18 October 2012

Chop wood carry water





I wake up in the morning, having slept very well, and turn over. I ache everywhere. My right arm is particularly sore. And my left knee seems seriously bruised. I am not used to waking up in this condition. What was I doing yesterday? I roll back over. Bad decision. More aches surface. As my consciousness slowly returns I remember. I was scrubbing the boat yesterday. Getting the rust off.

HS has a list of chores that need doing before we leave. It is a long list and it is ordered with the most difficult and/or critical chores first and the easiest or least important chores at the end. This is very logical. For a few days, however, it left me with little to do because I couldn’t help with the chores at the top of the list. One day, however, because I was bored (and also because they were very dirty) I took an hour or two and scrubbed off the cushions in the cockpit, our sundeck equivalent, where we sit out each evening to have a beer and gather with neighbours. ‘I know, I know,’ I said to HS as he watched me critically, ‘on your list of chores this is at the very bottom and isn’t scheduled to be done for days…’ but I guess that got him thinking because ever since I have been busy. 

It is as if he has folded the list in half, and we are both working away at it from opposite ends, he still continues to work on the important tricky chores, by which I really mean the technological and or mechanical ones, but he given me the easiest, and most labour intensive ones, to do alongside him. I like it. It has been an interesting week in a very ‘chop wood, carry water’ kind of way.

I spent a day, a whole day, sewing on a new leather wheel cover. Each hole, of which there were literally hundreds, had to be punctured, and then a needle had to be pushed through the leather with a palm, a sort of thimble attached to a leather strap which you wear on your hand, a tool which I’m sure Captain Cook’s sailors all owned, and then the thread had to be both pulled through and pulled tight. (See photo. HS meanwhile was working on the touch screen again.

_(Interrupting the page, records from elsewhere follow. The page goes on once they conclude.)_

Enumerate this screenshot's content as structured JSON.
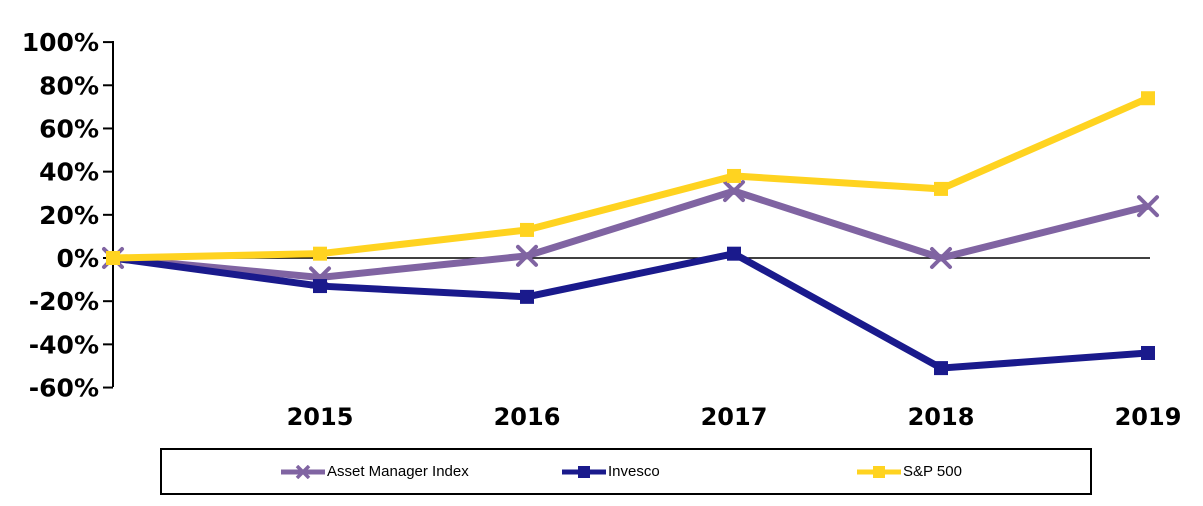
{
  "chart_data": {
    "type": "line",
    "title": "",
    "xlabel": "",
    "ylabel": "",
    "x_labels": [
      "",
      "2015",
      "2016",
      "2017",
      "2018",
      "2019"
    ],
    "y_ticks": [
      {
        "value": 100,
        "label": "100%"
      },
      {
        "value": 80,
        "label": "80%"
      },
      {
        "value": 60,
        "label": "60%"
      },
      {
        "value": 40,
        "label": "40%"
      },
      {
        "value": 20,
        "label": "20%"
      },
      {
        "value": 0,
        "label": "0%"
      },
      {
        "value": -20,
        "label": "-20%"
      },
      {
        "value": -40,
        "label": "-40%"
      },
      {
        "value": -60,
        "label": "-60%"
      }
    ],
    "ylim": [
      -60,
      100
    ],
    "grid": false,
    "zero_baseline": true,
    "legend_position": "bottom",
    "series": [
      {
        "name": "Asset Manager Index",
        "color": "#8064A2",
        "marker": "x",
        "values": [
          0,
          -9,
          1,
          31,
          0,
          24
        ]
      },
      {
        "name": "Invesco",
        "color": "#1A1A8C",
        "marker": "square",
        "values": [
          0,
          -13,
          -18,
          2,
          -51,
          -44
        ]
      },
      {
        "name": "S&P 500",
        "color": "#FFD320",
        "marker": "square",
        "values": [
          0,
          2,
          13,
          38,
          32,
          74
        ]
      }
    ]
  }
}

See other photo.) I think I put more holes in the leather than in my thumbs, but I didn’t actually count.

Yesterday HS was installing a new very expensive membrane in the water maker, and, as I said, I was scrubbing rust of the boat. ‘Laundry detergent sort of helps,’ HS said, ‘or maybe Vim.’ Laundry detergent didn’t do much to help and we had no Vim. I took a break in the middle of the afternoon and walked to the grocery store to get some Vim but I knew I was only postponing the job. Elbow grease gets rust off. Lots of it. I know. From experience now. And it makes your muscles sore the next day. Especially those in your right arm. (My knee, now that was my own fault, boats are, very roughly, raindrop shaped, they come to a point at the bow, or front, so the bow is further away from the dock. I was reaching out, way out, and scrubbing the bow when a gust pushed the boat a few inches even further out. For a while I hung there, hands on the lip of the deck and feet on the dock, but I knew I couldn’t hang forever, and so, eventually, I made a leap for the boat, bashed my knee against it, and fell in the water. I changed and went back to scrubbing. The other side of the bow is, if you look very closely, not quite as clean.)

Today I spent the day cleaning the inside of the boat; sweeping and vacuuming and mopping the floors, washing down walls, etc.. The boat is not very big but it needed a LOT of cleaning. Some bits seemed not to have been cleaned for years. As I was attacking the back of one door, covered in years of dust and grime, I glanced up and saw HS. I could hear his silent comment, ‘I don’t usually clean there’, and he could hear my silent response, ‘I see that’, and he managed not to say anything. Now the boat is sparkling inside and out. Both my husband and youngest son would be amazed. I don’t think I ever cleaned my house as well as I have cleaned the boat. Somehow, because I don’t have to, it is far more enjoyable. After cleaning I helped HS put up the bimini, install a new furling line, splice some new docking lines… Each day is different. Each job is new. Some, perhaps, take longer than I would like, and many would not be fun if I were doing them for days on end, but so far I have no complaints.

Floors on a boat, by the way, are odd, compared to say, in a house. If there is even two inches of space under the floor boards then there is a cupboard there, and hence some sort of locker opening, and, also, cracks around the edges where dust can collect. Cleaning floors on a boat is also odd, compared to say, in a house. ‘Use lots of water,’ HS told me, ‘the extra just drips down into the bilge.’

I also get to do the odd jobs, biking for example, across the border into Gibraltar, flashing my passport at the guard without stopping, but then waiting a couple minutes for a plane to land before crossing the airstrip, just to get another rope. It is amazing how much rope, which is always called line, is needed on a boat.

We usually work till about six, then sit in the cockpit and have a beer, then cook and eat, then chill, then fall into our bunks around 10. I know that tomorrow HS will be installing a newly arrived circuit board for the nav computer (one of five that we have on board) but I’m not sure what my assigned chore will be. I like it that way. I feel sort of like I am living in a commune. We are communal. We are a (very small) community. Tonight, again, I will sleep well.